All that has transpired here has done so according to my fabulous design, dah-lings.
Consider:
1) Where did Syndrome get his costume? Yes, he COULD have made it himself, but if there was, in fact, a "costumer to the stars" for the Heroes, Syndrome would know. And as a would-be hero, he'd go to her. And he's exactly the sort of guy to peeve Edna enough to get her to make him one WITH a cape.
2) Edna's dissatisfaction with the Status Quo is clear. "I used to design for GODS!" She's annoyed in the extreme.
3) Edna is a perfectionist. She COULD have repaired Bob's suit well enough to be unnoticeable even under pretty close inspection.
(one of the most telling points)
4) Edna didn't tell Bob about the tracking beacon. Edna knew that Bob was sneaking around doing Hero stuff. Unless she had ulterior motives she had no reason NOT to tell Bob about the features in the suits. Instead, WITHOUT telling him, she went ahead and made the suits for the rest of the family.
5) She was clearly WAITING for Helen to call. She could have called her any time, but didn't.
In my theory, this is what happened:
Syndrome finds Edna; convinces her to make him a costume, but makes such a pill of himself that she deliberately makes it with a cape, hoping something will happen to him.
Shortly afterward, supers start disappearing. Edna knows a lot of them even in civilian identities, obviously. Eventually she makes the connection.
Edna is already utterly put out that her entire career was derailed by stupid lawsuits. She wants things back the way they were.
So when Mr. Incredible shows up, clearly the next target of Syndrome, she finally has the perfect setup to put her plan into action. She knows Bob married Helen. She knows -- none better -- that the two have been trying their best to stay "normal". She also knows that with Bob keeping it secret, there is one obvious deduction Helen might draw from Bob's sneaking around.
So she doesn't tell Bob about the beacon or Syndrome. She sews the repair Not Quite Perfect and waits for Helen to call. She leads Helen to figure out Bob's been out behind her back, lying to her about the "job", and then hands her the tracker, knowing the family will confront Syndrome -- almost certainly publicly -- and usher in a new era of the Supers. And give her back her proper place.

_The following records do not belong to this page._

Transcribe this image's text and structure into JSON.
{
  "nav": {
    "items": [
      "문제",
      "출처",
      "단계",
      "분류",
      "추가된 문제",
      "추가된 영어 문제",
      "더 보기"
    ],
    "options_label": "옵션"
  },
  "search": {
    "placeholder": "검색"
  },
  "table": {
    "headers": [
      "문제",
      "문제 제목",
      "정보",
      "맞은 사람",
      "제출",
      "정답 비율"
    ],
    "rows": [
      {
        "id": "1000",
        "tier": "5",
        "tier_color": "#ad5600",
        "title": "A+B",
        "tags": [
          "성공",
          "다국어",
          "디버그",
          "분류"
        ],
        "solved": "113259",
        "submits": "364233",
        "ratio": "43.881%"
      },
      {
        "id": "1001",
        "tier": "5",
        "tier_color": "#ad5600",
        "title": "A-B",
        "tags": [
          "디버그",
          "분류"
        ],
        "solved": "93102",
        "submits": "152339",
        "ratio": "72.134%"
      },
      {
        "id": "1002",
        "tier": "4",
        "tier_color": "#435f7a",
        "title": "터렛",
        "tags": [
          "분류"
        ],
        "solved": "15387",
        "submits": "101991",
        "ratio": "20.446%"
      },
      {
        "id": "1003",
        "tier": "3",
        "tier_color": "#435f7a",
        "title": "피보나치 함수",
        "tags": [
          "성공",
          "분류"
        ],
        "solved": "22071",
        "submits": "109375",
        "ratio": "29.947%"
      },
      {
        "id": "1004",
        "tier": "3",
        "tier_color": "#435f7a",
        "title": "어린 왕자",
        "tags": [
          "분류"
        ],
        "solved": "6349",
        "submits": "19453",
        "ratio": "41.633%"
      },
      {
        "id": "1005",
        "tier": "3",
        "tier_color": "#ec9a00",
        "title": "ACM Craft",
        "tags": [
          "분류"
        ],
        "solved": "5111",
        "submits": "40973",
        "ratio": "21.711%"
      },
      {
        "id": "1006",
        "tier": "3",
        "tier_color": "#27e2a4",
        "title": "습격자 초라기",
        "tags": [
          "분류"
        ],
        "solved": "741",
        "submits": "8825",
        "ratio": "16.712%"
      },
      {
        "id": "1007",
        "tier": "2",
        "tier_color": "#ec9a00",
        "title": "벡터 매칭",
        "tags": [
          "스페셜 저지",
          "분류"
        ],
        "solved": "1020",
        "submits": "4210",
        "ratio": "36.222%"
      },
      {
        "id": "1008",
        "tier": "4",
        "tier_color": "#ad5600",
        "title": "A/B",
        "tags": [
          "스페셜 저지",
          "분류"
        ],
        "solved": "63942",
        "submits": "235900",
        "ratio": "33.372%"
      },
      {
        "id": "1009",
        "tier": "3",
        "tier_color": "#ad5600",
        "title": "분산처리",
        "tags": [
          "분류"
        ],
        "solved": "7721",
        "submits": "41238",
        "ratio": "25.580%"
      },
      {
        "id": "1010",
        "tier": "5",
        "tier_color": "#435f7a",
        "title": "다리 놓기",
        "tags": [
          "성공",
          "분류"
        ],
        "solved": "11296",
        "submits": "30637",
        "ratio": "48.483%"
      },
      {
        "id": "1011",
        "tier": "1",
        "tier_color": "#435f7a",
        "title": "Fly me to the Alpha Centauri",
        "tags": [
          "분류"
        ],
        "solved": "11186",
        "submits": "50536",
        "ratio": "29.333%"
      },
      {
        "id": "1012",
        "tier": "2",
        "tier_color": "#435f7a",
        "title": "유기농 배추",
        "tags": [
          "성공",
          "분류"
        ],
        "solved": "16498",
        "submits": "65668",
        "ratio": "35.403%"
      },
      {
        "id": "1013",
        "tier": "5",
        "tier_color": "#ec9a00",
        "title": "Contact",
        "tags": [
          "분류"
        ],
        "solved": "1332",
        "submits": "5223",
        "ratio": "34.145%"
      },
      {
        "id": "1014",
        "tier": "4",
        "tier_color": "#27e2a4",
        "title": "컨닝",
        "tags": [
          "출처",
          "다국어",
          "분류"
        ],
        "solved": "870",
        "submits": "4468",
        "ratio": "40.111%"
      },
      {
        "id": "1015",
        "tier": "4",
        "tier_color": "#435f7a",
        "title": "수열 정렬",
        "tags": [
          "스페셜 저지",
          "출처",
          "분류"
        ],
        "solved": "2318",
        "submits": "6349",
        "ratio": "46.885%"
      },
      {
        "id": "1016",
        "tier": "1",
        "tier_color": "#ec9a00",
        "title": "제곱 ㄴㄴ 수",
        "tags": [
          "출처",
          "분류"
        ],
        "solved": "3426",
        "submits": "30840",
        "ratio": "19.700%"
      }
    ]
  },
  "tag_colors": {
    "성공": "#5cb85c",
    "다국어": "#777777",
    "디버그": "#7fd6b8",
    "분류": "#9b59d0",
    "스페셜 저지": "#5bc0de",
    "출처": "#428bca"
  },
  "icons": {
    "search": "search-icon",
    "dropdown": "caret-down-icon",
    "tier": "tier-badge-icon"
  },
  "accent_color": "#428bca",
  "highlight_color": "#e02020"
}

All that has transpired here has done so according to my fabulous design, dah-lings.
Re: Of COURSE I did, Dahling...
Date: 2006-03-30 08:19 pm (UTC)For some of them, maybe, but that's really much MORE often a Supervillain schtick, not a superhero schtick. If there are some Wolverine/Batmanesque types in that list, yeah, I could see that. Some of them it's awfully hard to justify, though. Gazerbeam, for instance, isn't merely dead, he's really most sincerely dead.
And you'd think that most of those Supers would've sounded the alarm rather shortly after escaping Syndrome's trap, if they managed it. Sure, go to ground for a while, but given Nomanisan Island as the killing ground, you'd think it'd be pretty obvious that you weren't the ONLY candidate. A few might not care, but most of them would react the same way Mr. Incredible did at the idea of some psycho killing off Supers.
Re: Of COURSE I did, Dahling...
Date: 2006-03-30 08:48 pm (UTC)No question.
This is a problem even without faked deaths. I don't remember which version of the Evil Killing Machine was finally sent out against Mr. Incredible, but all the previous versions had gone against another super and lost. In no instance, as far as we know (and barring some sort of government cover-up) was any sort of alarm sounded.